Posted Apr 5, 2024 12:01 UTC (Fri) by Hi-Angel (guest, #110915) [Link]

Okay, I figured out what it's caused by: it's because I have `-flto` in default options and evidently there's some bug in `perf` that makes it break when that's defined. After removing flto I managed to compile it.

Data-type profiling for perf

Posted Dec 23, 2023 5:15 UTC (Sat) by roc (subscriber, #30627) [Link] (3 responses)

We don't really want compilers to emit redundant DWARF tables. That slows down builds and creates bloated binaries. A better approach would be to have a tool that can build inverted location lists from the regular location lists, persistently caching the results by build-ID when that's helpful.

Data-type profiling for perf

Posted Dec 26, 2023 21:08 UTC (Tue) by DanilaBerezin (guest, #168271) [Link] (2 responses)

I think slower builds and bloated binaries are an okay trade off for a debug build. But in general, yeah I would agree, I think if it's possible to create a secondary program that inverts the lists after the build, that would probably be preferable.

Data-type profiling for perf

Posted Dec 27, 2023 10:07 UTC (Wed) by Wol (subscriber, #4433) [Link]

Sounds to me like a straightforward database file with index ...

Cheers,
Wol

Data-type profiling for perf

Posted Dec 27, 2023 10:14 UTC (Wed) by taladar (subscriber, #68407) [Link]

If it is cheaper for the compiler to compute writing the information to a separate file as part of the compile process might also be an option.

Data-type profiling for perf

Posted Dec 24, 2023 0:16 UTC (Sun) by dankamongmen (subscriber, #35141) [Link]
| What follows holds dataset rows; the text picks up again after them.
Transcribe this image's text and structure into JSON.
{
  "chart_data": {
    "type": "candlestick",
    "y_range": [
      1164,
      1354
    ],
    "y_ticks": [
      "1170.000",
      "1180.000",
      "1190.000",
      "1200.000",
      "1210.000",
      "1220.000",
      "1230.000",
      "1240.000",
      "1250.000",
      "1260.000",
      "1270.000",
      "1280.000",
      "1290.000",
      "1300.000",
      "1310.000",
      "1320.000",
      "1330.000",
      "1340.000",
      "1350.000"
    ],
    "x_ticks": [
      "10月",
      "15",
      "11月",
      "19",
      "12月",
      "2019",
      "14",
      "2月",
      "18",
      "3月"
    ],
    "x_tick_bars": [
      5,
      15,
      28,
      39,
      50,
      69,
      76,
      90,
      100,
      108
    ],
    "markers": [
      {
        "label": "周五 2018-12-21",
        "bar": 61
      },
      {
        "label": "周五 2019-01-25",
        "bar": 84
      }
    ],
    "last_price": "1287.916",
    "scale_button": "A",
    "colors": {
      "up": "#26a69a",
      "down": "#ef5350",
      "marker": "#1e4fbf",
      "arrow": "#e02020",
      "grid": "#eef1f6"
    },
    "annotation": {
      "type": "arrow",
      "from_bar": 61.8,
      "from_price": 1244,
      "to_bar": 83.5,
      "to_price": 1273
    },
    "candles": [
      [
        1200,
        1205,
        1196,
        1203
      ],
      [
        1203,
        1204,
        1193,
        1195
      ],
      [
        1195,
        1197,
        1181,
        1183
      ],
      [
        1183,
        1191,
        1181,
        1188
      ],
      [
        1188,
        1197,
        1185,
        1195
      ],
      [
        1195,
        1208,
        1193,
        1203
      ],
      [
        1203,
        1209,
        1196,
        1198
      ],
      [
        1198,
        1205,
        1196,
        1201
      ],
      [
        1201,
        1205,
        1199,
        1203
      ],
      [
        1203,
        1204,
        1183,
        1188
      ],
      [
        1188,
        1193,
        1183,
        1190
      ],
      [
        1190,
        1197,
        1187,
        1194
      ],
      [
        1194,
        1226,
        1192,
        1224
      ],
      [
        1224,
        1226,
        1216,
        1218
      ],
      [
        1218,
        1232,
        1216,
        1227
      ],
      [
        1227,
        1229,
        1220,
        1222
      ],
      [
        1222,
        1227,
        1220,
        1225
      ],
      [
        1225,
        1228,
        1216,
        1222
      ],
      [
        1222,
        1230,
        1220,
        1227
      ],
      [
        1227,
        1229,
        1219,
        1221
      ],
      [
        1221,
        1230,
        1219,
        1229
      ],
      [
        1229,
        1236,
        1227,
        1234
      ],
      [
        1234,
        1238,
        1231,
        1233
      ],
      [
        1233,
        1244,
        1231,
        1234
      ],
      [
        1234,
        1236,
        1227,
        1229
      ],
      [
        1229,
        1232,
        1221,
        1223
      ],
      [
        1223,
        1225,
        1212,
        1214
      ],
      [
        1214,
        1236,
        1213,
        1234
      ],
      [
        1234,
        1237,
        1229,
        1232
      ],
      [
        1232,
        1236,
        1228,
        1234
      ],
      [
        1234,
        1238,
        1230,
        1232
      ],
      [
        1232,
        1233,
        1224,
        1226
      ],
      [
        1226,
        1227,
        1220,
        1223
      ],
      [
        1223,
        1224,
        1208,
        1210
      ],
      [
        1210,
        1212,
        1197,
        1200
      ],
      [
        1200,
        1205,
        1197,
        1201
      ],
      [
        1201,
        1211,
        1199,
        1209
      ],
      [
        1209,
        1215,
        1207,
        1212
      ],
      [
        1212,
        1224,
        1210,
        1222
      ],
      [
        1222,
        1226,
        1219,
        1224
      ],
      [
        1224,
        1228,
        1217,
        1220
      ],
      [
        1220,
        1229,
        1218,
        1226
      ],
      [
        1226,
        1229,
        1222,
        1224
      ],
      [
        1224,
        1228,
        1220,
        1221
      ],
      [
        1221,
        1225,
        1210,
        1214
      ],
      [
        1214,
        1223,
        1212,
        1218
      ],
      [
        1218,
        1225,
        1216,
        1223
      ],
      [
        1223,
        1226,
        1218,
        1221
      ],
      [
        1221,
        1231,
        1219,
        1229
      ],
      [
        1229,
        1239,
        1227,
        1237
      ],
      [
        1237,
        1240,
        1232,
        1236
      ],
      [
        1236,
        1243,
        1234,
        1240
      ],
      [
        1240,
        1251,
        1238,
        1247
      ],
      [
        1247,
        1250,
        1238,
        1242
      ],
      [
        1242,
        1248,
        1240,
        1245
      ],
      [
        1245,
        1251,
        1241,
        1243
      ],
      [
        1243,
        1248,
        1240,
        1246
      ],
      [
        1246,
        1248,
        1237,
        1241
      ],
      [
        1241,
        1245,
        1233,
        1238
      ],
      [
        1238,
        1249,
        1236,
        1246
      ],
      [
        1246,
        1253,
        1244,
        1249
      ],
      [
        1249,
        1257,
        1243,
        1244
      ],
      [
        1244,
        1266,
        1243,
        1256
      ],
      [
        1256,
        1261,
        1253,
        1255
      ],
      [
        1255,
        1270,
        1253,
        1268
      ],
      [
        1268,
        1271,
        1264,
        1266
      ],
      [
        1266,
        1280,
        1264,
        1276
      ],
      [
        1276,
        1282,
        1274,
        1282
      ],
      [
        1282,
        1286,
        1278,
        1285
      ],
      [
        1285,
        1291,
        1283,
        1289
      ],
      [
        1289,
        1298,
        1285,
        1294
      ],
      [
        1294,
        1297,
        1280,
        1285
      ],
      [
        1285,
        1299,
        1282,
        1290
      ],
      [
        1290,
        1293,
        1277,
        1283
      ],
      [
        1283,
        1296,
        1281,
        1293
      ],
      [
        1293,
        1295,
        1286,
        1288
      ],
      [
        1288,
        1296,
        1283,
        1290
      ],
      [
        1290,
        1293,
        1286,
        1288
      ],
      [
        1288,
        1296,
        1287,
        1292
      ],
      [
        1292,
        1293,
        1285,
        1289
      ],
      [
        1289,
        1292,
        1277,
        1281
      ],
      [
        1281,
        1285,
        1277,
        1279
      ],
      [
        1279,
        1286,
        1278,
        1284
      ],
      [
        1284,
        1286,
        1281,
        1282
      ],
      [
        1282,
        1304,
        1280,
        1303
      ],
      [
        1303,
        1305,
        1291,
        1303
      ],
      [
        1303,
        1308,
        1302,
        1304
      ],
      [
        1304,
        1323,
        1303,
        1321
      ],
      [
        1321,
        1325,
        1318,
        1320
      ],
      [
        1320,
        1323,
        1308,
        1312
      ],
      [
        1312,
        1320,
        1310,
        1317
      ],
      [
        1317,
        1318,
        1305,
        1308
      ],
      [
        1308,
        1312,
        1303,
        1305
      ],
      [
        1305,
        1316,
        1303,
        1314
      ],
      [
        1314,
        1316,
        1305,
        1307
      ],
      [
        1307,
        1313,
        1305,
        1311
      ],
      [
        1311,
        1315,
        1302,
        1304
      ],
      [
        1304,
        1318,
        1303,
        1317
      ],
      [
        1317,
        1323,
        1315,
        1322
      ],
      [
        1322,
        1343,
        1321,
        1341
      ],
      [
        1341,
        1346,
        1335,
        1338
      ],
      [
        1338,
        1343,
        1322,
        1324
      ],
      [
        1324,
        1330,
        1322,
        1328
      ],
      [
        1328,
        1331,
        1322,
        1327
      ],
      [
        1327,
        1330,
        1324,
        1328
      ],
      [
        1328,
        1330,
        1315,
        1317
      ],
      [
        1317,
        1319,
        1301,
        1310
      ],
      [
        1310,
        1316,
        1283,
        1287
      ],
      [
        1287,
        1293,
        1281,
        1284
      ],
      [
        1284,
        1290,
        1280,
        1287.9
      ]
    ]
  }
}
this looks absolutely outstanding

Data-type profiling for perf

Posted Dec 26, 2023 21:27 UTC (Tue) by rywang014 (subscriber, #167182) [Link]

Can we do some large scale automations to discover more layout optimizations? It can run a wide range of benchmarks with this tool, and find if there are structs with multiple active cache lines and can be shuffled to a same cache line.

Data-type profiling for perf

Posted Jan 4, 2024 10:47 UTC (Thu) by rwmj (subscriber, #5474) [Link]

This looks fantastic. Next step would be some kind of latency analysis. I wonder if it's possible to see which fields have high latency for writes (which might indicate a cache line "ping-ponging" between cores)?